Measurement of oxygen concentration in flue gas exiting the transport
riser, and to a lesser extent measurement of CO or hydrocarbons or
oxidizing or reducing atmosphere, gives refiners a way to make maximum use
of air blower capacity.
Measurement of delta T, when cyclone separators are used on the regenerator
transport riser outlet, provides a very sensitive way to monitor the
amount of afterburning occurring, and provides another way to maximize use
of existing air blower capacity.
Partial CO combustion in the first and second stage will minimize the
damage done to the catalyst by metals (primarily Ni and V), will minimize
NOx emissions, and increase the coke burning capacity of the FCC, by
shifting some of the work of coke burning to the second fluidized bed. It
may be necessary to bring in auxiliary compressors, or a tank of oxygen
gas, to supplement the existing air blower. Although many existing high
efficiency regenerators can, using the process of the present invention,
achieve large increases in coke burning capacity by shifting the coke
combustion to the second fluidized bed, the existing air blowers will
almost never be sized large enough to take maximum advantage of the
heretofore dormant coke burning capacity of the second fluidized bed.

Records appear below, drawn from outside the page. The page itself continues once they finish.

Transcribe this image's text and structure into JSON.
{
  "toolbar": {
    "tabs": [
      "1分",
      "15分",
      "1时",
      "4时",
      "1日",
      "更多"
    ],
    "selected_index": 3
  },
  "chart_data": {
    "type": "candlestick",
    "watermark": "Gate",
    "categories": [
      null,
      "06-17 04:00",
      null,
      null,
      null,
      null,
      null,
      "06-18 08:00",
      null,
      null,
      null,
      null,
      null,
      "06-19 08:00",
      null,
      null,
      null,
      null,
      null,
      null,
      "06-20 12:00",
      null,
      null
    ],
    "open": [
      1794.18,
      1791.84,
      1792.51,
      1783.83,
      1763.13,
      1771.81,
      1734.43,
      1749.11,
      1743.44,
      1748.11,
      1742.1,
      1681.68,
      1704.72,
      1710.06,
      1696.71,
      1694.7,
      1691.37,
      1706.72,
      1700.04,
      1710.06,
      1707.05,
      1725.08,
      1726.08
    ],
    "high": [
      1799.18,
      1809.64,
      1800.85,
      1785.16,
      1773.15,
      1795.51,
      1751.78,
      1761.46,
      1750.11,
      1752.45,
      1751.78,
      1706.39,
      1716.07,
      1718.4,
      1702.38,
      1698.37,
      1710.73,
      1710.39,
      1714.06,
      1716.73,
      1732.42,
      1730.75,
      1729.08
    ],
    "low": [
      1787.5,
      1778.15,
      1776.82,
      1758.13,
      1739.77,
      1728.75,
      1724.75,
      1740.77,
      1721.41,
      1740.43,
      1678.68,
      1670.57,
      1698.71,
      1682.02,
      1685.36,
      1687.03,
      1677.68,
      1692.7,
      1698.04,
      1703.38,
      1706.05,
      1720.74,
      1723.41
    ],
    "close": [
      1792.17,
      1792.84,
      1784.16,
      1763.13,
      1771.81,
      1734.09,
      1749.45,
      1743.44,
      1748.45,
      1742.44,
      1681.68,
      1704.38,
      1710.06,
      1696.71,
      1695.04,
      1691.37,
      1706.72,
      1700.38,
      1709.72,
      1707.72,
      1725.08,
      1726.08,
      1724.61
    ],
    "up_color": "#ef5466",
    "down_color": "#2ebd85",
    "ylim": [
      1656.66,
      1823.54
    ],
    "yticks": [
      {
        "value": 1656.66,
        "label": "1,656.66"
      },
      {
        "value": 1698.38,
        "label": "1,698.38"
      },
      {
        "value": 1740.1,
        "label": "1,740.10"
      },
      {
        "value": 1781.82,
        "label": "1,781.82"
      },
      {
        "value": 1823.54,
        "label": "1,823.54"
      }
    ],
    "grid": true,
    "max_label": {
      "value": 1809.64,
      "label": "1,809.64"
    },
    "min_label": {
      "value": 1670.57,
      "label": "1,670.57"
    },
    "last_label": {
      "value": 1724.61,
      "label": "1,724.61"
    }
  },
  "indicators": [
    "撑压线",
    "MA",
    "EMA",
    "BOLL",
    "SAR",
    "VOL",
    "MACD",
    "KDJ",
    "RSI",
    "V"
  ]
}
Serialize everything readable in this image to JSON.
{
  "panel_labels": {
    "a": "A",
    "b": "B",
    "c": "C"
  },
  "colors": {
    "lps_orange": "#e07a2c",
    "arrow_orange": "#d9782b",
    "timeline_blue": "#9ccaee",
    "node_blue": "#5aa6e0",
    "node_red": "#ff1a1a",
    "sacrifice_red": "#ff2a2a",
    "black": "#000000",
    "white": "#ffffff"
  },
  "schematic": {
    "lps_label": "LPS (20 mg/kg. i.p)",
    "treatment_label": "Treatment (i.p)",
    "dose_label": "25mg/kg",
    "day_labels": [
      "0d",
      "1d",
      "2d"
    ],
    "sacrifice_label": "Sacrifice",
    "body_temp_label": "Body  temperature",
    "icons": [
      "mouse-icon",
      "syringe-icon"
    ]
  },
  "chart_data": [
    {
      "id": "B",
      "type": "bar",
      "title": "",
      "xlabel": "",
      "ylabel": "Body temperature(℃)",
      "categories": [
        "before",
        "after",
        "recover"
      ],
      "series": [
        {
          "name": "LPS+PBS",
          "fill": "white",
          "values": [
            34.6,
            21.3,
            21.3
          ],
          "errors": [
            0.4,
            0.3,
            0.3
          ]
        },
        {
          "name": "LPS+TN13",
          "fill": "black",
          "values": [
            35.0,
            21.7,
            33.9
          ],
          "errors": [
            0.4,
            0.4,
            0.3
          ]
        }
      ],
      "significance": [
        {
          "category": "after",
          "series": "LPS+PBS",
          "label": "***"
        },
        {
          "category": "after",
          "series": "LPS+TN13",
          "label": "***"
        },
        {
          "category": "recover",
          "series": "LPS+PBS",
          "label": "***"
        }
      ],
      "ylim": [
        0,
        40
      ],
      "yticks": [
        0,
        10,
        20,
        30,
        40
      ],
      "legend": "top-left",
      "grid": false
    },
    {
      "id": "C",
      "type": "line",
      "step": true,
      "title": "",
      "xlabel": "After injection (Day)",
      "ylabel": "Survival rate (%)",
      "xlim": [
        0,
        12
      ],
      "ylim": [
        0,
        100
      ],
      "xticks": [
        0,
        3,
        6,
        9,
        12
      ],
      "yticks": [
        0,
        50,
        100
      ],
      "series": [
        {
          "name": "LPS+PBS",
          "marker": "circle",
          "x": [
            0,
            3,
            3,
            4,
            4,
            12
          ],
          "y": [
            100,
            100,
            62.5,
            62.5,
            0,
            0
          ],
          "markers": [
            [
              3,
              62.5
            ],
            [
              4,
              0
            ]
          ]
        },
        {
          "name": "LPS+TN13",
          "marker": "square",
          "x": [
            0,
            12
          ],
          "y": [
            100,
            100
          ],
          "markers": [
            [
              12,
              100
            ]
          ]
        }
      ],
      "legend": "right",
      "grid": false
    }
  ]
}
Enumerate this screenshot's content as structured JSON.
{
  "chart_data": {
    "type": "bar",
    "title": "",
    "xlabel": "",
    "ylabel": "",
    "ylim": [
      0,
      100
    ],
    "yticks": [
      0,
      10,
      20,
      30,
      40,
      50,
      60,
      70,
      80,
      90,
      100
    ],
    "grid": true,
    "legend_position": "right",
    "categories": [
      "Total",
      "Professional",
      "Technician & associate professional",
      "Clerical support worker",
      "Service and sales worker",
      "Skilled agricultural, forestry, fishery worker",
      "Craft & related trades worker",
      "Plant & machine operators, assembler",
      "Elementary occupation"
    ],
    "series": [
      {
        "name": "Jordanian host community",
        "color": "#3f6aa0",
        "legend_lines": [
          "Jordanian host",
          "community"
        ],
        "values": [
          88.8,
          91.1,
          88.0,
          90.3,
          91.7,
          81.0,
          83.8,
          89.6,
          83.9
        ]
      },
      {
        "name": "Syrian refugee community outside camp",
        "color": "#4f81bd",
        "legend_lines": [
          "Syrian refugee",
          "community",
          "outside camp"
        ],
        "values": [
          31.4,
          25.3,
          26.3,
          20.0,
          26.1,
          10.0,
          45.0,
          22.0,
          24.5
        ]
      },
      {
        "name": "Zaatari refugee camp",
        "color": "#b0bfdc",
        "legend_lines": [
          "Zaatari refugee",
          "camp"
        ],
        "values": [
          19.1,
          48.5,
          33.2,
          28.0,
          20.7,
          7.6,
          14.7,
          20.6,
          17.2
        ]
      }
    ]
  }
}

Operation with both stages in partial CO combustion is also possible, and
preferred for maximizing coke burning potential of the high efficiency
regenerator design. This may seem a strange use of the high efficiency
regenerator, originally designed to achieve complete CO combustion, but
there are many benefits.
Coke combustion is maximized by partial CO combustion, as is well known.
One mole of air is needed to burn one mole of carbon to CO2, while only
half as much air is needed to burn the carbon to CO. This roughly doubles
the coke burning capacity of the unit, and shifts much of the heat
generation, and high temperature, to a downstream CO boiler.
Partial CO combustion slashed NOx emissions, and greatly minimizes
formation of highly oxidized forms of V. These are known benefits of
partial CO combustion, but difficult to achieve in practice because the
units are hard to control in partial CO combustion mode, especially when a
CO combustion promoter such as Pt is present.